This is a bumpy, pumpkin shaped butternut squash. It’s a Japanese heirloom pumpkin with bumpy skin that ripens from deep black green to a warm orange color. The skin and flesh are edible and the flesh develops into a nutty flavor once cured. The fruit is great roasted, fried in tempura, pureed into pie or soup, or you can even pickle it! Plant yields 3-5 fruits per plant, each averages 3 pounds! Fruits store for 4-5 months if properly cured.
Planting/Harvesting Notes
- Plant after all chance of frost has passed in an area that receives full sun
- Plant 4-5 feet apart
- Matures in 90-100 days
- Harvest before any hard frosts.
- Cure by exposing fruits to sun for 5-7 days or cure indoors by exposing squash to 80-85F temperatures and 80-85% humidity with good ventilation.
Seed Saving
The seeds for winter squash are fully developed when the squash is ready to eat. If you would like to save the seed, you either need to plant only one variety of squash (pumpkins, cucumbers, zucchini, summer squash, and winter squashes are all the same species), or you need to hand pollinate the flowers to ensure your squash have not been cross pollinated with other squash from your garden. To hand pollinate flowers, you must put small bags over the flowers and manually transfer the pollen to keep the seeds from cross pollinating.
To save seed, harvest and cure the squash as you normally would for winter storage.

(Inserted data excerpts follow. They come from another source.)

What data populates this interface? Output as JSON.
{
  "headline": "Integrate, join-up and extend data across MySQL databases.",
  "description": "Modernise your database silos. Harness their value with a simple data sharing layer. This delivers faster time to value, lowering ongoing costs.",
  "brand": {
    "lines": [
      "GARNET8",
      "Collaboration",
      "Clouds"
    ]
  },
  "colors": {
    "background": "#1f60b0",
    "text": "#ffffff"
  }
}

Then allow the squash to store until ready to use. Once ready to use, cut the squash and scoop out the seeds into a strainer. Then wash the seeds well to remove any flesh or strings. Lay seeds out to dry on a drying screen, paper plate, or similar flat surface. Label these seeds so you remember what they are. Then once the seeds are dry, store in a labeled paper envelope in a cool, dry place. Dried winter squash seeds will remain viable for up to 6 years if properly stored.